Les interlocuteurs en présence, Donald R. Burleson, Will Murray, Robert M. Price et David E. Schultz, était réunis autour de S.T. Joshi. Depuis 1986, l'étude de la littérature de Lovecraft a évoluée, notamment grâce à l'analyse de son impressionnante correspondance mais ce débat est un élément clé, une sorte de point d'ancrage d'un renouveau post-derlethien. Car il faut bien l'admettre, si Derleth a fait connaître Lovecraft au plus grand nombre, il a aussi sapé pour des années son travail, en s'autoproclamant successeur de HPL et en travestissant son œuvre par ses propres textes mais aussi en décidant de ce qui composait ou non le Mythe, faisant de Lovecraft un gourou malgré lui.

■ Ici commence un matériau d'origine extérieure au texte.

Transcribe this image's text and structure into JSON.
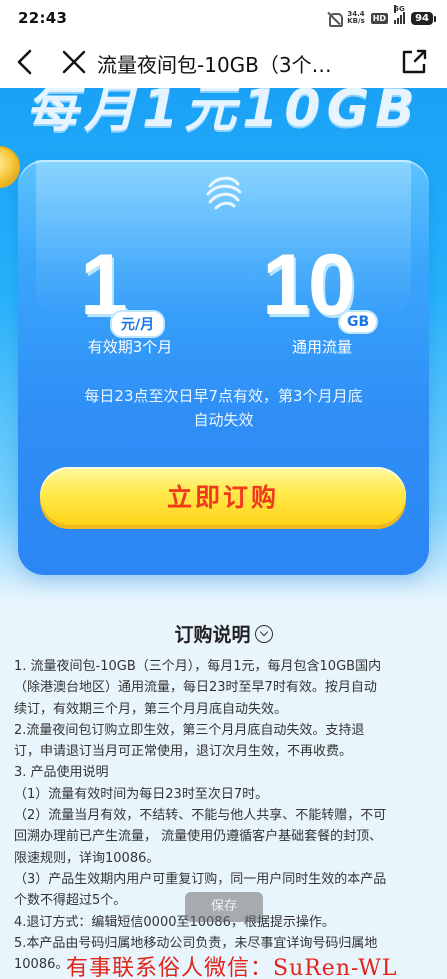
{
  "status_bar": {
    "time": "22:43",
    "net_speed_value": "34.4",
    "net_speed_unit": "KB/s",
    "hd_badge": "HD",
    "network_type": "5G",
    "battery": "94"
  },
  "header": {
    "title": "流量夜间包-10GB（3个…",
    "back_icon": "back-arrow-icon",
    "close_icon": "close-icon",
    "share_icon": "share-icon"
  },
  "hero": {
    "banner_text": "每月1元10GB",
    "price_value": "1",
    "price_unit": "元/月",
    "validity": "有效期3个月",
    "flow_value": "10",
    "flow_unit": "GB",
    "flow_type": "通用流量",
    "description_line1": "每日23点至次日早7点有效，第3个月月底",
    "description_line2": "自动失效",
    "buy_button": "立即订购"
  },
  "instructions": {
    "title": "订购说明",
    "lines": [
      "1. 流量夜间包-10GB（三个月），每月1元，每月包含10GB国内",
      "（除港澳台地区）通用流量，每日23时至早7时有效。按月自动",
      "续订，有效期三个月，第三个月月底自动失效。",
      "2.流量夜间包订购立即生效，第三个月月底自动失效。支持退",
      "订，申请退订当月可正常使用，退订次月生效，不再收费。",
      "3. 产品使用说明",
      "（1）流量有效时间为每日23时至次日7时。",
      "（2）流量当月有效，不结转、不能与他人共享、不能转赠，不可",
      "回溯办理前已产生流量， 流量使用仍遵循客户基础套餐的封顶、",
      "限速规则，详询10086。",
      "（3）产品生效期内用户可重复订购，同一用户同时生效的本产品",
      "个数不得超过5个。",
      "4.退订方式：编辑短信0000至10086，根据提示操作。",
      "5.本产品由号码归属地移动公司负责，未尽事宜详询号码归属地",
      "10086。"
    ]
  },
  "toast": {
    "text": "保存"
  },
  "watermark": {
    "text": "有事联系俗人微信：SuRen-WL"
  },
  "colors": {
    "hero_blue": "#27b2fb",
    "card_blue": "#2f8ff6",
    "button_yellow": "#ffe94a",
    "button_text": "#f03a1e",
    "watermark_red": "#e02418"
  }
}
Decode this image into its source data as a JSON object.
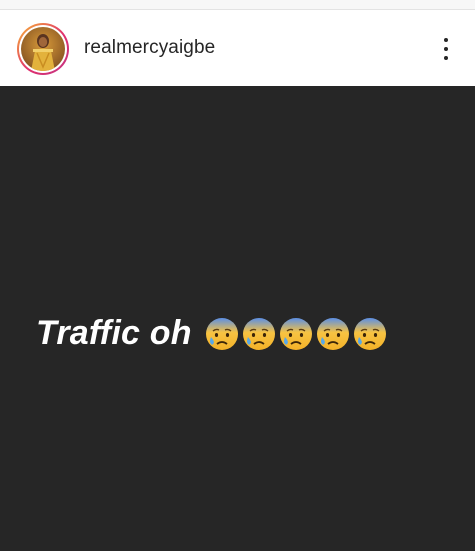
{
  "post": {
    "username": "realmercyaigbe",
    "avatar_icon": "profile-photo-icon",
    "more_icon": "more-vertical-icon"
  },
  "story": {
    "background_color": "#262626",
    "caption": "Traffic oh",
    "emojis": [
      "anxious-face-with-sweat-icon",
      "anxious-face-with-sweat-icon",
      "anxious-face-with-sweat-icon",
      "anxious-face-with-sweat-icon",
      "anxious-face-with-sweat-icon"
    ]
  }
}
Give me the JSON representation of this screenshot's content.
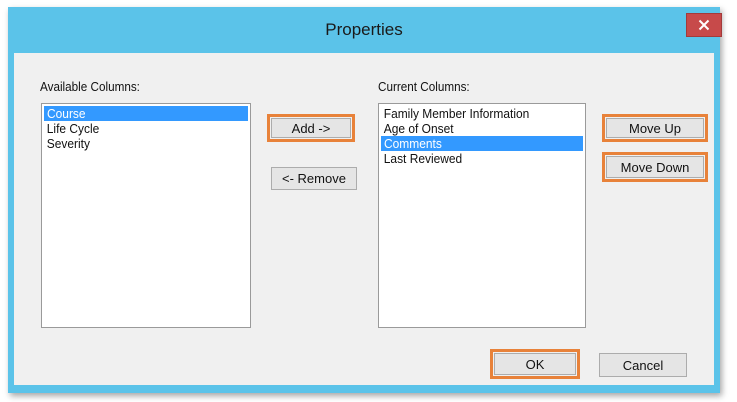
{
  "window": {
    "title": "Properties",
    "close_glyph": "✕"
  },
  "available": {
    "label": "Available Columns:",
    "items": [
      "Course",
      "Life Cycle",
      "Severity"
    ],
    "selected_index": 0
  },
  "current": {
    "label": "Current Columns:",
    "items": [
      "Family Member Information",
      "Age of Onset",
      "Comments",
      "Last Reviewed"
    ],
    "selected_index": 2
  },
  "buttons": {
    "add": "Add ->",
    "remove": "<- Remove",
    "move_up": "Move Up",
    "move_down": "Move Down",
    "ok": "OK",
    "cancel": "Cancel"
  },
  "colors": {
    "titlebar": "#5bc3e9",
    "selection": "#3399ff",
    "highlight": "#e8823a",
    "close": "#c74a4a"
  },
  "icons": {
    "close": "close-icon"
  }
}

Définir ce fameux Mythe de Cthulhu n'est donc pas chose aisée. La discussion présente plusieurs points de vue, qui tous se rejoignent pour admettre que les textes de Lovecraft, s'ils sont bien liés par des éléments communs, n'étaient peut-être pas aussi proches d'être un tout, un cycle. Il s'agissait peut-être plus largement d'une certaine vision du monde par HPL. Cette vision ne pouvait pas être partagé par d'autres auteurs, tout au plus les inspirait-elle à travers les monstres de Lovecraft. N'est-il pas plus juste comme le suggèrent les intervenants de parler de “mythe de Lovecraft”, englobant ainsi ses histoires, sans devoir sacrifier à l'inclusion d'autres textes hommages mais pas essentiels.
Un autre point de débat est d'analyser jusqu'à quel point Lovecraft a su jouer avec les codes et tranformer sa propre oeuvre en intégrant certaines créations de ses amis et par son attitude de gentleman à ne jamais critiquer négativement, poussant ainsi malgré lui de jeunes auteurs à le plagier (qui a dit Derleth ?). Joshi déclare a un moment que les lettres de Lovecraft sont à certains égards bien plus fascinantes et riches que son oeuvre littéraire.
Le débat est vaste, il n'est pas question de le résumer ici. Vous l'aurez compris, on a là un ouvrage indispensable, plaisant à lire et incontournable pour tout amateur de Lovecraft.
La conclusion de cette courte critique peut se trouver sur le site de l'éditeur :
“Enfin, si par la force des choses “Qu'est-ce que le Mythe de Cthulhu ?” n'apprendra finalement que peu de choses au lecteur en ce qui concerne le développement du Mythe de Cthulhu postérieur à 1986 (il y est tout de même fait allusion en notes), il demeure néanmoins un ouvrage de référence sur la genèse du Mythe, et, nous l'espérons, un complément à l'excellent “Guide du Mythe de Cthulhu” de Patrice Allart paru aux éditions Encrage.”